Over the next few weeks, you might hear a few wild-eyed fans claim that Windows 7 is perfect. Don't listen to them—they're just a bit giddy. The new Windows operating system, which goes on sale today, may be a terrific product, but it's not perfect. You'll still find a few of the niggling quirks found in Windows versions past. For instance, the OS still requires "activation" by a 25-character code, an anti-piracy measure that annoys legitimate users while doing little to crush actual pirates. And if you buy a new Windows 7 PC, you might find it clogged with crapware—useless pre-loaded software installed by computer makers in exchange for money, a practice that isn't technically a flaw in the OS but that nevertheless ruins what Microsoft likes to call the "Windows experience."
These are only quibbles, however, inconsequential defects in what's otherwise a nearly flawless system. Indeed, the new Windows is not only the best operating system that Microsoft has ever produced. It is arguably the fastest, most intuitive, and most useful consumer desktop OS on the market today. Windows 7 edges out Snow Leopard—Apple's latest Mac operating system—in several important ways and will leave any computers running an older version of the Mac OS in the dust.
That Microsoft has produced such an impressive OS is a real kick in the pants. The company's last operating system, Windows Vista, was a lead balloon; though Microsoft did move quickly to fix its multitude of flaws, Vista remains dogged by a perception that it sucks. More than two years after its release, Vista has been installed on only about one-fifth of the world's PCs—which would be impressive for any company except Microsoft, whose entire business is predicated upon the idea of global market domination.
So when Microsoft first began talking up Windows 7 about a year and a half ago, you would have been forgiven for expecting a marketing gimmick, a quick fix to save a crashing brand. Indeed, as detractors have pointed out, Windows 7 shares much of Vista's codebase and could be thought of as just a service pack—a fix-up—for the unpopular OS. Yet that's like saying Rachel Weisz has pretty much the same DNA as Washoe the chimp—the technical differences may be small, but the way things are arranged matters a great deal. The new OS so thoroughly outshines the old that after using it for a few weeks, you'll remember what it was like to be in love with your PC.

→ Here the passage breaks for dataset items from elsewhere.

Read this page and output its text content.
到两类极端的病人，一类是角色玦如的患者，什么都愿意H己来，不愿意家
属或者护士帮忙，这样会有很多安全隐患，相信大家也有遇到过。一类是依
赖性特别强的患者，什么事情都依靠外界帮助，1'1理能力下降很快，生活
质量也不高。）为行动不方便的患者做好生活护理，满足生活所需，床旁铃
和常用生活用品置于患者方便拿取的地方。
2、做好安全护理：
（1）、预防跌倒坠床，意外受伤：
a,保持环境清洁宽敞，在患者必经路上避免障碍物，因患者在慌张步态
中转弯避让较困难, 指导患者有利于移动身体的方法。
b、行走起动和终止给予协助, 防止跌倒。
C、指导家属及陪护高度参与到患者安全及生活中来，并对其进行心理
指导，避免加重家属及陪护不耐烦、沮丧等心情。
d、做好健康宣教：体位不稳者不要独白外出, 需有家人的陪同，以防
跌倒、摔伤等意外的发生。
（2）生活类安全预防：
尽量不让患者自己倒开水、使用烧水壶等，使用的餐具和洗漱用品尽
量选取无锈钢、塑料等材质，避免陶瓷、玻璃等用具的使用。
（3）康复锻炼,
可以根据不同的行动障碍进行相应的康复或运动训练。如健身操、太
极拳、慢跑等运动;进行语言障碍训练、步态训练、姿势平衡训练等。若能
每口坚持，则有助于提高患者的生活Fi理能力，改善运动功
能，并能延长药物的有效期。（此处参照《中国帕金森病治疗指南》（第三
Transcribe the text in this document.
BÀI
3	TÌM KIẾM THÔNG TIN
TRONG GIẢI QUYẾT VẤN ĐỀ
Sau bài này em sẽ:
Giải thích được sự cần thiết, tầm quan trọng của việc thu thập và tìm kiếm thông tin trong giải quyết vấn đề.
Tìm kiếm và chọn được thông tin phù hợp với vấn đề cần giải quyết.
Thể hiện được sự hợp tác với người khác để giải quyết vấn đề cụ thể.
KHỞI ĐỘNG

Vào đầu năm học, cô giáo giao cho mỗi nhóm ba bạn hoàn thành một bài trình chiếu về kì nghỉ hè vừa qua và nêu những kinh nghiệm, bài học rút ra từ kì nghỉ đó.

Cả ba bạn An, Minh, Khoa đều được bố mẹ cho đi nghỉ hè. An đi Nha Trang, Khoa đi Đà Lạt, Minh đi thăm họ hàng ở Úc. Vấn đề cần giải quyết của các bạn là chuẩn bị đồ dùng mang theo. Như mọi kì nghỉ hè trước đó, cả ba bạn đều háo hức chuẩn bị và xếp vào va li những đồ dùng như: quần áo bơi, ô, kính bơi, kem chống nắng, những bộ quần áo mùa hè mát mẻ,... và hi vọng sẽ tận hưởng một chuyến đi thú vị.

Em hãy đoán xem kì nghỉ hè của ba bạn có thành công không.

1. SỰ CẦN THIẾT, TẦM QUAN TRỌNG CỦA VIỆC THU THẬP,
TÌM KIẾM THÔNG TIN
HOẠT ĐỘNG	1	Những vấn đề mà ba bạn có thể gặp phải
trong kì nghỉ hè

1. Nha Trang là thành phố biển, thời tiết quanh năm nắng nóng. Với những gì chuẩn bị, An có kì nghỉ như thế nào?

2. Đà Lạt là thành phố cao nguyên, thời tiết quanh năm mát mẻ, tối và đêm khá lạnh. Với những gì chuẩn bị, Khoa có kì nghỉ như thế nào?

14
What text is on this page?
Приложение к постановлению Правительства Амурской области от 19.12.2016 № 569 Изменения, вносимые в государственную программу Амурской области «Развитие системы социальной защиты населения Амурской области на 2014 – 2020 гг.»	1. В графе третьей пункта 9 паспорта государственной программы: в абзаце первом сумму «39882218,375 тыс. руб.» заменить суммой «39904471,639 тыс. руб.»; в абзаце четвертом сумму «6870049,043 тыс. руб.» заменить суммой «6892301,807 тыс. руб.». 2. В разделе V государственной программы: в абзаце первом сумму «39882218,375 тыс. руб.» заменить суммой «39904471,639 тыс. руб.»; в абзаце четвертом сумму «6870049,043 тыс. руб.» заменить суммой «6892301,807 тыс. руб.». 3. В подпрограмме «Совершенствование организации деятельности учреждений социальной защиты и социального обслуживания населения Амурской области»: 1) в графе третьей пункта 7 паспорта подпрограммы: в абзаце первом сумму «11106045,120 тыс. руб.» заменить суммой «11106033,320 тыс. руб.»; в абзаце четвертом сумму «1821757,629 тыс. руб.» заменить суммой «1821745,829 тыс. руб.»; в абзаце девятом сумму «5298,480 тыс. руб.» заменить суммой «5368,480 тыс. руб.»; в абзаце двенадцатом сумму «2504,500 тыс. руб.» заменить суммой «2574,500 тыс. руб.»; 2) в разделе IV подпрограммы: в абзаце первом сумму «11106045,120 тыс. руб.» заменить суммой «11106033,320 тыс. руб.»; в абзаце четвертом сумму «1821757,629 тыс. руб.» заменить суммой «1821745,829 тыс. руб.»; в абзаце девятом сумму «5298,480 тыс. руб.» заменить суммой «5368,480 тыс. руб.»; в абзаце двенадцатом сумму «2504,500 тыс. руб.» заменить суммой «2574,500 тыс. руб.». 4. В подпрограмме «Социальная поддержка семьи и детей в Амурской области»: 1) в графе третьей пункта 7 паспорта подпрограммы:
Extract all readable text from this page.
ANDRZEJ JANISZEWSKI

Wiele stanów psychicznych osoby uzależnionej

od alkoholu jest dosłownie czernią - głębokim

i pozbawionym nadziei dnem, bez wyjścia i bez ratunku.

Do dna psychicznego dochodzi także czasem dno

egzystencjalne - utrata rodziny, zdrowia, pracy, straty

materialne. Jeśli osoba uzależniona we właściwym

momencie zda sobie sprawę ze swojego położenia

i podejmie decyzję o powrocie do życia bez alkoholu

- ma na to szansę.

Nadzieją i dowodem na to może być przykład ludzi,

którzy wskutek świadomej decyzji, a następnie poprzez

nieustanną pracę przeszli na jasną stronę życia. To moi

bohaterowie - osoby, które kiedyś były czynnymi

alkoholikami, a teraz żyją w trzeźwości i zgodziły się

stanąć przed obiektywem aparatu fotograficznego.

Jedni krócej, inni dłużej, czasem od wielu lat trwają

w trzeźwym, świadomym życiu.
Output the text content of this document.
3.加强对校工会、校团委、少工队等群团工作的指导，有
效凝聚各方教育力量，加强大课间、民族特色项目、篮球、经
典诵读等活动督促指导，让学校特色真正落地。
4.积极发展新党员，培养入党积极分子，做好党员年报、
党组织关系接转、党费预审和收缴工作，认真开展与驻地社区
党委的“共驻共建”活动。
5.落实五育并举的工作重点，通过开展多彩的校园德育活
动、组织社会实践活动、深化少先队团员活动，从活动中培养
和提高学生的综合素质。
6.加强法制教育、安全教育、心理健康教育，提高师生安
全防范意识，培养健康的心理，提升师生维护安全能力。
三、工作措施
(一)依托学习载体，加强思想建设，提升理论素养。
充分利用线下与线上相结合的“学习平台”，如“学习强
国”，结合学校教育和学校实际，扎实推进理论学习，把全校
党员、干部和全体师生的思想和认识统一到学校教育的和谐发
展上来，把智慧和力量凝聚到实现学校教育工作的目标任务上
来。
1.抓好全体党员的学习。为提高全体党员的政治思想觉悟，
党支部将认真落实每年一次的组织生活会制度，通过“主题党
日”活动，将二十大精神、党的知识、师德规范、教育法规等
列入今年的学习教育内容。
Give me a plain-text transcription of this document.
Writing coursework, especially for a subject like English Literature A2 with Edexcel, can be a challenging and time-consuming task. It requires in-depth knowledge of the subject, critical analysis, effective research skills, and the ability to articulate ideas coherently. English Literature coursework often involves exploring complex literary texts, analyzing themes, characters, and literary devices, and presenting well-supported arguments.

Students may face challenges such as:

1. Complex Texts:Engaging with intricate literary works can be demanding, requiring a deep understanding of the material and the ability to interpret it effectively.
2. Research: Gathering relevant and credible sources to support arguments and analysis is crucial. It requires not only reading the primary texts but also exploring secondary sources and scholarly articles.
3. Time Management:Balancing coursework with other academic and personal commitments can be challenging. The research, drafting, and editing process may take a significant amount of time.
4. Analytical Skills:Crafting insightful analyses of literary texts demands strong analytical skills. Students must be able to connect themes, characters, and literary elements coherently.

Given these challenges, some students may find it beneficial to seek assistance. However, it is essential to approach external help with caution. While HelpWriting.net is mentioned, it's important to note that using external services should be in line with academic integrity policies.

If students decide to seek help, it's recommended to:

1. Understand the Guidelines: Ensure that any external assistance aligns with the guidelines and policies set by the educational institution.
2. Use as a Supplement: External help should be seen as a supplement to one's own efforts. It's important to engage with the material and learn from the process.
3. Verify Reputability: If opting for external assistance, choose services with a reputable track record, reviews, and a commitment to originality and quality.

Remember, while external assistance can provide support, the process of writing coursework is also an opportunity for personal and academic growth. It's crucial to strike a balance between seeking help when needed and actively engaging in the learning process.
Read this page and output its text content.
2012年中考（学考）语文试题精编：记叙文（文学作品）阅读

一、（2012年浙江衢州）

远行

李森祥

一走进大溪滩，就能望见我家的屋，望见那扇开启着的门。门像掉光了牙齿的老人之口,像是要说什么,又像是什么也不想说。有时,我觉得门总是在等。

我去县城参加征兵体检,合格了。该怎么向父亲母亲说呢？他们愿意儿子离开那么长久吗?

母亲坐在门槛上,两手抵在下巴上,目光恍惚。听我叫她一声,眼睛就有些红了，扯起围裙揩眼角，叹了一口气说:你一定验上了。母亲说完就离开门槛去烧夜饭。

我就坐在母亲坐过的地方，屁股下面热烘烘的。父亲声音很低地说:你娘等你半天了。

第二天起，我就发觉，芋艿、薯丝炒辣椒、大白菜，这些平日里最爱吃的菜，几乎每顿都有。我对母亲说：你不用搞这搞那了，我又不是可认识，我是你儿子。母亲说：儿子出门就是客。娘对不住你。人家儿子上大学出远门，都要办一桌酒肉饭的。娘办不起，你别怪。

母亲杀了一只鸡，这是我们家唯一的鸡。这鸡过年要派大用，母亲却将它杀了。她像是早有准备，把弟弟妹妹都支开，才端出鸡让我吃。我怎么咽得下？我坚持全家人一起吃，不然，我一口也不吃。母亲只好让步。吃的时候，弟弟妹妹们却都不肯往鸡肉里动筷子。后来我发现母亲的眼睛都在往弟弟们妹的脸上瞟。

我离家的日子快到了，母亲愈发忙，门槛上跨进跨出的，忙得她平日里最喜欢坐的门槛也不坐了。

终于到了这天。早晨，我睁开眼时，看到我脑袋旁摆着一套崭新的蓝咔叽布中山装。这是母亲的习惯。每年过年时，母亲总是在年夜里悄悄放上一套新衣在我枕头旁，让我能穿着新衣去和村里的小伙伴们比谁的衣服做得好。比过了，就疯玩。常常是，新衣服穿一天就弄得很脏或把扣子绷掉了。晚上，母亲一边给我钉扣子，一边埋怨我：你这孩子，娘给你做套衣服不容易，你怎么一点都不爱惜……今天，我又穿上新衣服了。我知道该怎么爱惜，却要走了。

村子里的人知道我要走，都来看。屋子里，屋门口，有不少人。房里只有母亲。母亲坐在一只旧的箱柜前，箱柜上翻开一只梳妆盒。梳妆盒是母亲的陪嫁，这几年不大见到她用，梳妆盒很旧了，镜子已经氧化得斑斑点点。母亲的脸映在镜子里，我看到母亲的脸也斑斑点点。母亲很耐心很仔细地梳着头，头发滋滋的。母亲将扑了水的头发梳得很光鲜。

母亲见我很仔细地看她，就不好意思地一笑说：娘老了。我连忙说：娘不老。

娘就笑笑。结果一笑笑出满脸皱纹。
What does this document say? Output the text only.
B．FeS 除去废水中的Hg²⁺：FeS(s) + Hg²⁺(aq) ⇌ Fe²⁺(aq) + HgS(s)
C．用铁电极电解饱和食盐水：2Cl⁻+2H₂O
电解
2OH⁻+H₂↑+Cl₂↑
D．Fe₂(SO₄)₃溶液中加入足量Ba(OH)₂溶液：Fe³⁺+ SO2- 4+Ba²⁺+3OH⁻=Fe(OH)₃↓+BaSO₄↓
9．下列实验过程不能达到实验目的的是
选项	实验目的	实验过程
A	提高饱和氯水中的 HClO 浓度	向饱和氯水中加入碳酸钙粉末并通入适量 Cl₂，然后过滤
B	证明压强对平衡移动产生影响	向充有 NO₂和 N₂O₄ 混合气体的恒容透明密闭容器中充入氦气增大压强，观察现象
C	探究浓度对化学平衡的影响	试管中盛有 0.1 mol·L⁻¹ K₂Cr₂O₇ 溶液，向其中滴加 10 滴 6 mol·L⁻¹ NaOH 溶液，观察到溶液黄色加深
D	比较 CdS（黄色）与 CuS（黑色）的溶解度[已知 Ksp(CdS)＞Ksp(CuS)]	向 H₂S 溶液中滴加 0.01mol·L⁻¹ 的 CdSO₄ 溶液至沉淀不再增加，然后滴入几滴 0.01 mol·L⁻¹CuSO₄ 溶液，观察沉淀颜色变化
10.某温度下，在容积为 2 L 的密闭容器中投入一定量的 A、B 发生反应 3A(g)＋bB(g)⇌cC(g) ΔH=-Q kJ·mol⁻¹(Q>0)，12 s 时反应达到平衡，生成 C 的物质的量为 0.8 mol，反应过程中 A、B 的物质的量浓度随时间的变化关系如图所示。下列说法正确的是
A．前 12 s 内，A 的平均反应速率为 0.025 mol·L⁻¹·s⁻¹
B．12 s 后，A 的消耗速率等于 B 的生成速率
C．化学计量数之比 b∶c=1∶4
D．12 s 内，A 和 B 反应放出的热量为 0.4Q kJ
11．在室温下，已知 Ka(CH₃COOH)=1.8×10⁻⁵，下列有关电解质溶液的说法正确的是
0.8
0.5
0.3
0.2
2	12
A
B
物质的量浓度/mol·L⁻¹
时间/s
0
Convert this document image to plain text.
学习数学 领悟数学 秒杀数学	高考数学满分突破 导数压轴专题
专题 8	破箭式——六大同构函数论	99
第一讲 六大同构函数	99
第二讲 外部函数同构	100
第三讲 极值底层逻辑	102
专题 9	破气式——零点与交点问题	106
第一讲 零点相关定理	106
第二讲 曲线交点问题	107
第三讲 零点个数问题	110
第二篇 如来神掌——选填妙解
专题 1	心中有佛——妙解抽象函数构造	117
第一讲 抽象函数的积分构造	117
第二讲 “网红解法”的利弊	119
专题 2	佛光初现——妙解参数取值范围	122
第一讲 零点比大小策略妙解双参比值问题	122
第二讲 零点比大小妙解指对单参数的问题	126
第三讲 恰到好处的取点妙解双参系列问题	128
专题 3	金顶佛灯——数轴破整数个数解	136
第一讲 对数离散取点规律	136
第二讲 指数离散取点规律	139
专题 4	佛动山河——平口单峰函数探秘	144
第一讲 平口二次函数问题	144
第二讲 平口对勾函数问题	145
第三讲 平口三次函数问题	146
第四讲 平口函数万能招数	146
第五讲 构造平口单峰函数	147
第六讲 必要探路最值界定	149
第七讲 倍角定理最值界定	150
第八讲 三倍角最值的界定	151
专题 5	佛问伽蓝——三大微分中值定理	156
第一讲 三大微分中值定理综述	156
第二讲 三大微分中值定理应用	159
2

What's so great about Windows 7? For starters, it offers everything you want in an OS: Programs load and run quickly, your computer pretty much never crashes, and the system mostly stays out of your way. This last point represents a major improvement over Vista, which used to interrupt your work repeatedly to ask whether you really, truly wanted to do that thing you just asked it to do. Windows 7 also gets along well with a wide range of third-party peripherals, offering quick, easy connectivity to printers, music players, and other gadgets of all sorts—another big plus over Vista. The OS has a fast and accurate built-in search engine that easily finds all of your documents and programs. Plus, it's visually arresting—in many small, beautiful ways, Microsoft's engineers have polished up the Vista design, creating an interface that feels fresh even after you've been at it for eight hours straight.
But my favorite thing about Windows 7 is the way it helps you navigate an overcrowded screen. Using a computer often feels like a slog; work at a PC long enough during the day, and it's bound to get slow and annoyingly messy. You'll have countless open windows strewn all over your desktop, important files scattered across your hard drive, and beeping, flashing balloons trying to get your attention every few minutes. Over the years, Apple has been the leader in offering ways to deal with a cluttered machine. But in Windows 7, Microsoft pulls ahead.